No matter how beautiful the path where people walk, no matter how complete and cooling the canopy of street trees, and no matter how handsome the street furnishing, perceived danger trumps them all. Automobile traffic speed is the universal danger. In the seven Walk Appeal conditions just below, an increase of just 20% in vehicular speed drops the Walk Appeal of the thoroughfare to the next lower condition. A Great Street should have traffic at no more than 15 miles per hour, where the risk of serious injury or death from being hit by a car is close to zero. But if traffic speed increases just 20% to 18 miles per hour, the Walk Appeal of a Great Street drops to that of a W-5 Main Street. Following this all the way to the bottom, a thoroughfare indistinguishable from a Great Street in any physical characteristic that allowed vehicular speeds of 45 miles per hour or more would have the worst Walk Appeal rating of W-0, which is Unwalkable. No matter the beauty, people don't want to be right beside sudden death.

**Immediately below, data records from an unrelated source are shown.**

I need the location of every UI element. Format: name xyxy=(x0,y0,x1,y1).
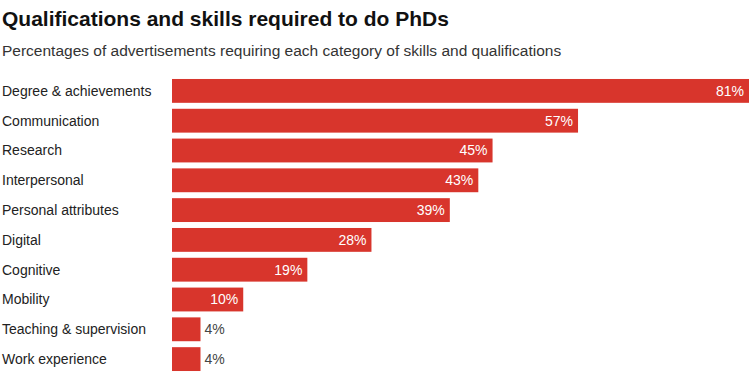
chart: Qualifications and skills required to do… xyxy=(0,0,754,374)
tick-label: Interpersonal xyxy=(2,172,84,188)
bar xyxy=(172,79,749,103)
title: Qualifications and skills required to do… xyxy=(2,7,449,30)
tick-label: Digital xyxy=(2,232,41,248)
data-label: 81% xyxy=(716,83,744,99)
bar xyxy=(172,168,478,192)
data-labels: 81% 57% 45% 43%39% 28% 19% 10% 4% 4% xyxy=(204,83,744,367)
tick-label: Degree & achievements xyxy=(2,83,151,99)
subtitle: Percentages of advertisements requiring … xyxy=(2,42,561,59)
data-label: 57% xyxy=(545,113,573,129)
bar xyxy=(172,198,450,222)
tick-label: Teaching & supervision xyxy=(2,321,146,337)
data-label: 28% xyxy=(338,232,366,248)
tick-label: Communication xyxy=(2,113,99,129)
bar xyxy=(172,139,493,163)
tick-label: Work experience xyxy=(2,351,107,367)
y-axis-labels: Degree & achievements Communication Resear… xyxy=(2,83,151,367)
tick-label: Personal attributes xyxy=(2,202,119,218)
data-label: 10% xyxy=(210,291,238,307)
bar xyxy=(172,288,243,312)
tick-label: Cognitive xyxy=(2,262,61,278)
bar xyxy=(172,228,371,252)
data-label: 39% xyxy=(417,202,445,218)
bar xyxy=(172,258,307,282)
data-label: 45% xyxy=(460,142,488,158)
data-label: 19% xyxy=(274,262,302,278)
bar xyxy=(172,109,578,133)
data-label: 43% xyxy=(445,172,473,188)
bar xyxy=(172,347,200,371)
tick-label: Mobility xyxy=(2,291,49,307)
data-label: 4% xyxy=(204,321,224,337)
tick-label: Research xyxy=(2,142,62,158)
bars xyxy=(172,79,749,371)
data-label: 4% xyxy=(204,351,224,367)
bar xyxy=(172,317,200,341)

There's one important caveat: the speed that matters is in the travel lane closest to the walking path. A Parisian boulevard moved cars at lethal speeds in the middle travel lanes the last time I was there in 2016, but cars on the slip roads at the edge with parking on both sides moved not much faster than walking speed, so sidewalk cafes flourished with high-speed traffic only four lanes and one median away.
Substantial physical barriers between automobile travel lanes and sidewalks create comfort commensurate with the mass of the barrier. Mature street trees are great at this, but there's a catch: transportation engineers consider trees to be "fixed hazardous objects," so they do everything they can to ensure that any street tree planted will not grow large enough to imperil the driver. No matter the impact to anyone else. We experienced this firsthand in the Flamingo Park Neighborhood's struggle against the Florida DOT. The DOT conceded to a median, but allowed only one street tree per median right in the middle of the block and mandated highly-packed soil around the tree so it would never grow much thicker than your thumb. For this and many other auto-domination decisions in the Alton Road rebuild, carnage has ensued.